Time: April 19, 2004
Location: Computer Science Bldg 2311
Speaker:  Xianfeng David Gu
Title: Computational Conformal Geometry and its Applications
Abstract:

Efficient computation and visualization of protein properties is of utmost importance for studying several computational biology applications, such as protein folding and rational drug design. We have developed a system to efficiently solve the non-linear Poisson-Boltzmann equation governing molecular electrostatics. Our system simultaneously improves the accuracy and the efficiency of the solution by adaptively refining the computational grid near the solute-solvent interface. We use pre-computed accumulation of transparency with spherical-harmonics-based compression to accelerate volume rendering of molecular electrostatics.

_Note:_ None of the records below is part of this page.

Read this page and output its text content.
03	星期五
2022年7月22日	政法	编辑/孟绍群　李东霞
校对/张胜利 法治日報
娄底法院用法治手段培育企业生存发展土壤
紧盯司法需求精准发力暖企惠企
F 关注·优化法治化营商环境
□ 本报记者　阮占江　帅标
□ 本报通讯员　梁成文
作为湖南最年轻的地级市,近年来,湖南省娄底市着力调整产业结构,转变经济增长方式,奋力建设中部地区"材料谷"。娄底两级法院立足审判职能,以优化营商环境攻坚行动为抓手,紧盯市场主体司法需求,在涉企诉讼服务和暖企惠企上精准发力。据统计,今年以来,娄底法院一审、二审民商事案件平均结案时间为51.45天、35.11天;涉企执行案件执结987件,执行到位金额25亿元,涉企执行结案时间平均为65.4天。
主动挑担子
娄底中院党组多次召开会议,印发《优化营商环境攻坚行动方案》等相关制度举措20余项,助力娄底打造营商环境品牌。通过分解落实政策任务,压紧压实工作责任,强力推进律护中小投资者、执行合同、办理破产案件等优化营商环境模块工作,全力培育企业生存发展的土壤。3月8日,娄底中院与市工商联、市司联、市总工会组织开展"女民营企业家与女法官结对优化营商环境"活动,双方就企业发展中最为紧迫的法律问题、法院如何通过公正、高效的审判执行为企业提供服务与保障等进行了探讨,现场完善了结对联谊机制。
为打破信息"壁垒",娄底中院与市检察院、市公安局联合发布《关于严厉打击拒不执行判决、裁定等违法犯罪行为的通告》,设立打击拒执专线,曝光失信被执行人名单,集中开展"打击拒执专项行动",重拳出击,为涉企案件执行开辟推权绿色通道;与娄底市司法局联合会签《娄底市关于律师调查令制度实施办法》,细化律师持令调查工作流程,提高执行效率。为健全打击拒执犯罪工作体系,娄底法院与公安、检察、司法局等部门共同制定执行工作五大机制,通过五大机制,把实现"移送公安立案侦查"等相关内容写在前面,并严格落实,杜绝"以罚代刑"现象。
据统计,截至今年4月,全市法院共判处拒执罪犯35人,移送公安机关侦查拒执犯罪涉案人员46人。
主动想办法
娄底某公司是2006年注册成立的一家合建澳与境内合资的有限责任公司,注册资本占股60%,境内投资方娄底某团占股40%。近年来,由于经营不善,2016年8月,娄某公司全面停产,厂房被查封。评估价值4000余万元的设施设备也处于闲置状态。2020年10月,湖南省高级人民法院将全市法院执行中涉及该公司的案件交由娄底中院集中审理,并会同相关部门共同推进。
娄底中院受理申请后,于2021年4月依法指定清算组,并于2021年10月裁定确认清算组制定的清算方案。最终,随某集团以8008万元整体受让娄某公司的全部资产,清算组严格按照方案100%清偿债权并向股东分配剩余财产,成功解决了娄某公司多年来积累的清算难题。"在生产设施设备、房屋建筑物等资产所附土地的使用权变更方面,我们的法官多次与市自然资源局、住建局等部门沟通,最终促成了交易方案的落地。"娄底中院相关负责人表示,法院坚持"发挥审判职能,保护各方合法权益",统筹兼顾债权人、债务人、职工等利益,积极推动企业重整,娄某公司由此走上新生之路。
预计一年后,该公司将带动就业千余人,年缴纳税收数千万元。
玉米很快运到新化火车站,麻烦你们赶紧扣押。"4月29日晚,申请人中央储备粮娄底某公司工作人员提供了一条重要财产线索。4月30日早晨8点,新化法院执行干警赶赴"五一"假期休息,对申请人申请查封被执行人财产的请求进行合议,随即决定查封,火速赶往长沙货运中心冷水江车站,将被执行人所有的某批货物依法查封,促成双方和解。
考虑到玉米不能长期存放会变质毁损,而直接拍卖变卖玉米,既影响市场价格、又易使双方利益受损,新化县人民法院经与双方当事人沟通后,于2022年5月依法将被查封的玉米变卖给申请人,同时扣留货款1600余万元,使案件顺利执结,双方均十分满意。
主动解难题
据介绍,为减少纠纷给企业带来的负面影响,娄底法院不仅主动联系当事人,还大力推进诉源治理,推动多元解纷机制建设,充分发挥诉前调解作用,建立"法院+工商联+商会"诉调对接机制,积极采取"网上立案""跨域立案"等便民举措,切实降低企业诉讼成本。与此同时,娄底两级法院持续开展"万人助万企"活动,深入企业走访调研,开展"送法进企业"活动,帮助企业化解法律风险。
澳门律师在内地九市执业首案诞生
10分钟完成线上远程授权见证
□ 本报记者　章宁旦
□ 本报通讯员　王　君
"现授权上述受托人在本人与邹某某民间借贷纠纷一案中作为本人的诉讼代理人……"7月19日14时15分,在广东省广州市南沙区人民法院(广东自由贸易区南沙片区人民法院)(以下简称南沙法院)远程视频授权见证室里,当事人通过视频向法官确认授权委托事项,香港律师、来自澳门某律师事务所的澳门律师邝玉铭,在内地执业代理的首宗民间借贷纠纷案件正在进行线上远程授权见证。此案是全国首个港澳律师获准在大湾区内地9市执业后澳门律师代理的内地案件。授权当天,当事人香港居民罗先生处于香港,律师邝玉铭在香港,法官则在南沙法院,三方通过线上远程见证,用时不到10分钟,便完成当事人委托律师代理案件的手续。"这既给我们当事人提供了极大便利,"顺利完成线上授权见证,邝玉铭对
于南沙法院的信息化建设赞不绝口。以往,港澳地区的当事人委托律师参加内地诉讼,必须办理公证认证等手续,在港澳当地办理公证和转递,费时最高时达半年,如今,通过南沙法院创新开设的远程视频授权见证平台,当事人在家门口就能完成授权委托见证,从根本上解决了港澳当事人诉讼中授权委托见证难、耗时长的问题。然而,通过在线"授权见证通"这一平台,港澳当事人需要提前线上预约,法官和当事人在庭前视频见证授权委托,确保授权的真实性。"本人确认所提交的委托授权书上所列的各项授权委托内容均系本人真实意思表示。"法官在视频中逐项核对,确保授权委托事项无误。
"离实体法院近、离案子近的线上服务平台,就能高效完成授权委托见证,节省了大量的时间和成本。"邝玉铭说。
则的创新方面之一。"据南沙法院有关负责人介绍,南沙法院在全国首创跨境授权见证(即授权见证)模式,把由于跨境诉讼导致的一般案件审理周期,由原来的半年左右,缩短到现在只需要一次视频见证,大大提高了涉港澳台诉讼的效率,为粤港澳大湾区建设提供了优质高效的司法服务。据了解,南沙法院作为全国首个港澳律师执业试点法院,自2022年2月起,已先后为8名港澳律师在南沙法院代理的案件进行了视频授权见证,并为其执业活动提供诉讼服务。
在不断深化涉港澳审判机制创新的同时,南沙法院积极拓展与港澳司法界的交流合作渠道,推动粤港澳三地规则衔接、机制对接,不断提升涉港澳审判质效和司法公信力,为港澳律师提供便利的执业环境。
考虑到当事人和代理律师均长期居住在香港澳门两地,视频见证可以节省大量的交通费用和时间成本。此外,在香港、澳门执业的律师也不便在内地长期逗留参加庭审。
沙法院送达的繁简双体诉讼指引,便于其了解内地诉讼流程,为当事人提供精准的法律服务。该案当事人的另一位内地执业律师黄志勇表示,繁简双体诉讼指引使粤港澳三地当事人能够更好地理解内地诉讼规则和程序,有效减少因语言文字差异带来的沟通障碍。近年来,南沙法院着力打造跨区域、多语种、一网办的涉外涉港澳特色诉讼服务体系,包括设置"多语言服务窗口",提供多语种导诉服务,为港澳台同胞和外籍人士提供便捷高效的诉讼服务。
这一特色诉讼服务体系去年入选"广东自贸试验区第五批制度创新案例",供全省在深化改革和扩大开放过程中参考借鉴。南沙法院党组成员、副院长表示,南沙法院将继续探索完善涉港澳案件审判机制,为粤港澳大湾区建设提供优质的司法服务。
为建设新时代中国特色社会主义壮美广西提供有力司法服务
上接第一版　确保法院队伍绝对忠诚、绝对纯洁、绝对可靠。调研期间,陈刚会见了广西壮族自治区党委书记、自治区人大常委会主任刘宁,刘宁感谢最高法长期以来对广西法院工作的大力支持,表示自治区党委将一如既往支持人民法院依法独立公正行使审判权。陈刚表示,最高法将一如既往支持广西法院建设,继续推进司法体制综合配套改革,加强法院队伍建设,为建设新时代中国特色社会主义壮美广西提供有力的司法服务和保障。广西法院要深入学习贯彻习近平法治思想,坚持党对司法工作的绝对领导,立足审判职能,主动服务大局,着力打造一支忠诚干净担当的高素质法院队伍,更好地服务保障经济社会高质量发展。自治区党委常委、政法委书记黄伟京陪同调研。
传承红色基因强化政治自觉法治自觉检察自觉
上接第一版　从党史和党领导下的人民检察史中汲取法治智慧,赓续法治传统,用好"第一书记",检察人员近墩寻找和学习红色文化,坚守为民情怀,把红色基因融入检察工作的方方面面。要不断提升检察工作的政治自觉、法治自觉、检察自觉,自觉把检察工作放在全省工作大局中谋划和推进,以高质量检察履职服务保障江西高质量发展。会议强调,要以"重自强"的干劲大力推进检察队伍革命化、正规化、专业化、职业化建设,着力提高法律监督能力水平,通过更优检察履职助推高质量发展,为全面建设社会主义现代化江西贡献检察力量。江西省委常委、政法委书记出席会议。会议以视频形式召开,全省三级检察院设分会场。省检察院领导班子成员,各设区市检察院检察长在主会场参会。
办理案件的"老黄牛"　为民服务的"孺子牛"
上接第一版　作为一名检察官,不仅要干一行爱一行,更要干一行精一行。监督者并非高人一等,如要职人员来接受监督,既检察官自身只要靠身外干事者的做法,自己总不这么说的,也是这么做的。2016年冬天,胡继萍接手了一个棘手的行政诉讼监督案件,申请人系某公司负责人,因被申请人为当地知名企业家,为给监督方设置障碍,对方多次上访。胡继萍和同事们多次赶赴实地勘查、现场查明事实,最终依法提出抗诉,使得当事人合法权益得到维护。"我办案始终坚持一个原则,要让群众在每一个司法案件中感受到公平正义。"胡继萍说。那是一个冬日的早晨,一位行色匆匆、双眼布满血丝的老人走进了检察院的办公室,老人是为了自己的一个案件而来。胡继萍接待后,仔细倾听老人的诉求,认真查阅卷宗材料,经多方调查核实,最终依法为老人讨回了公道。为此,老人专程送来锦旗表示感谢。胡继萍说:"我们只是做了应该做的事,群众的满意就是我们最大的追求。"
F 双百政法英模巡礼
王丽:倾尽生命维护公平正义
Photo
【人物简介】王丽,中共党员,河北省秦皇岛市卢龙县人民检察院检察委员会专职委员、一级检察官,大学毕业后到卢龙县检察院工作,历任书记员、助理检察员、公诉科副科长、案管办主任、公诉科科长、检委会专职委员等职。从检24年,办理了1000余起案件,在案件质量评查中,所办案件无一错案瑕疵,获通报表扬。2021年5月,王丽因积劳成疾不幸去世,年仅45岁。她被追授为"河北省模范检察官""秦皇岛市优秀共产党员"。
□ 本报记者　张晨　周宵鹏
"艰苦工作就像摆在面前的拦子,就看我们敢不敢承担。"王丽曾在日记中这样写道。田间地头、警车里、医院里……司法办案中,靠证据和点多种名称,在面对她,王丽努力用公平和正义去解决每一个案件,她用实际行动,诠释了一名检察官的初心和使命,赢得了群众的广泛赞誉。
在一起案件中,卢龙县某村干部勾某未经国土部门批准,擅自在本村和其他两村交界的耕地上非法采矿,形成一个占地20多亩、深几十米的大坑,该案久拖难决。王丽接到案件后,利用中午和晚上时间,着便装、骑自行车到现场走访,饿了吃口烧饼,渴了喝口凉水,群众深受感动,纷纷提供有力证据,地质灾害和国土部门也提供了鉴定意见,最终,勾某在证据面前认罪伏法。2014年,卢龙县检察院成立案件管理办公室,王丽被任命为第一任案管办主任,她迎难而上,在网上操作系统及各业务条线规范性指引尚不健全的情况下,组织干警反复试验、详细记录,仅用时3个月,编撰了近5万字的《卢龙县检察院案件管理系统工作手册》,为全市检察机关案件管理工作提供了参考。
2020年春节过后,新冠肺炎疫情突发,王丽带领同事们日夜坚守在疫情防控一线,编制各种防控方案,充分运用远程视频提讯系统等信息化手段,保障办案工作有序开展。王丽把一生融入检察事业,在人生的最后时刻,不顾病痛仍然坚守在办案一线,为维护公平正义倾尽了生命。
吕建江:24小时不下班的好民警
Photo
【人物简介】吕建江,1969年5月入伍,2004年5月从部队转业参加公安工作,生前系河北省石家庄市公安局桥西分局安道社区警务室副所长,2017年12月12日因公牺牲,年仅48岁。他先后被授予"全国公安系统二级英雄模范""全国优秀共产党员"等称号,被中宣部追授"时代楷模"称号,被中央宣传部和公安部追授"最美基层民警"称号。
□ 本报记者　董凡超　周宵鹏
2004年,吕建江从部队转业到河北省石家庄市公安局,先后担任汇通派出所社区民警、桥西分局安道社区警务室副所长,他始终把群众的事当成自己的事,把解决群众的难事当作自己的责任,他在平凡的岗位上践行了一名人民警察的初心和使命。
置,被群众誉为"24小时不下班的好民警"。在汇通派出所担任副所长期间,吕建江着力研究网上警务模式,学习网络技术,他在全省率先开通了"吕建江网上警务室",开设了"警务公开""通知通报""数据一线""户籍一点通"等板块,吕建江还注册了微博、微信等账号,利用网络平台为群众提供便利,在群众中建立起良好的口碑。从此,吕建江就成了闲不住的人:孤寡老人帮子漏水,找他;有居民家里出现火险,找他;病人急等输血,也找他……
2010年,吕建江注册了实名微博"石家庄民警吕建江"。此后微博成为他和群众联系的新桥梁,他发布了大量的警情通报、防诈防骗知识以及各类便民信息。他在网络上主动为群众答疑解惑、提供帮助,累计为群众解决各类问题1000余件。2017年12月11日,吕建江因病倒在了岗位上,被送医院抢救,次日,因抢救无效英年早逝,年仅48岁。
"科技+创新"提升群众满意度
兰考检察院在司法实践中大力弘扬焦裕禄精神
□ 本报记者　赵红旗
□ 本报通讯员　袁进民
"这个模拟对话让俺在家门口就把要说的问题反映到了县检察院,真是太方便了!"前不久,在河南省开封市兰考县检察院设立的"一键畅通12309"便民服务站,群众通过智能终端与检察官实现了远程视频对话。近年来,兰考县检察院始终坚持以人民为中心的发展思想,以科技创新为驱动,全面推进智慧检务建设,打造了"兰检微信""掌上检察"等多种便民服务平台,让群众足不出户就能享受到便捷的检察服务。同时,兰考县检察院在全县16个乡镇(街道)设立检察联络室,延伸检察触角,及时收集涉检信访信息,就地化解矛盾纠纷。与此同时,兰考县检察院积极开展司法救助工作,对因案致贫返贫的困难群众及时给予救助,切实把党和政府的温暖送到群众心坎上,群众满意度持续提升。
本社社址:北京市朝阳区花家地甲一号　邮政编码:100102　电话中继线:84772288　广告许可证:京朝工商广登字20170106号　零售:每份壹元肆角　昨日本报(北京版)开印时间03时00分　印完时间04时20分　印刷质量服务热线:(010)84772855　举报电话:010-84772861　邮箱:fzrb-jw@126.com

Next, we discuss how the same idea of pre-computation and spherical-harmonics-based compression can be used to speed up the rendering of translucent materials. The outgoing radiance of a translucent surface is expressed as a 6D integral of a Bi-directional Scattering Surface Reflectance Distribution Function (BSSRDF). Our analysis first reduces it to a 4D function and then uses a novel reference-points scheme to compactly represent the pre-computed integrals using a hierarchical and progressive spherical harmonics representation. Our algorithm scales linearly with the number of mesh vertices and achieves one to two orders of magnitude speedup in rendering translucent meshes.

Speaker Biography:

Xuejun Hao is a doctoral candidate in the Department of Computer Science at the University of Maryland, College Park. He received the BS degree in Physics from Peking University, China. He received the MA degree in Physics and the MS degree in Computer Science from the State University of New York at Stony Brook in 1996 and 2000, respectively. His current research interests are in interactive 3D graphics, scientific visualization, molecular graphics, and illumination modeling.

Time: April 23, 2004
Location: Computer Science Bldg 2311
Speaker:  C. R. Ramakrishnan
Title: Program Analysis, Verification, and Logic Programming
Bio:

C. R. Ramakrishnan received his PhD in Computer Science from Stony Brook in 1995. He holds M.Sc (Tech.) in Computer Science and M.Sc. (Hons.) in Physics from BITS, Pilani, India. He has been on the faculty in the CS department at Stony Brook since 1997. His areas of interest include Formal Methods, Logic Programming, Programming Languages, and Security.

Abstract:

Most software systems in day-to-day use are composed of many interacting components. As these systems become more complex, the process of creating and maintaining them becomes error prone. Program analysis and verification techniques are aimed at deducing intersting properties of such systems. Many analysis and verification techniques can be simply formulated (and efficiently implemented) as query evaluation over logic programs. More interestingly, novel ways to evaluate logic programs lead to neat solutions to certain crucial problems in program analysis and verification. In this talk, I will illustrate this using two examples from my current research projects: incrementality in program analysis, and state-space reduction in verification.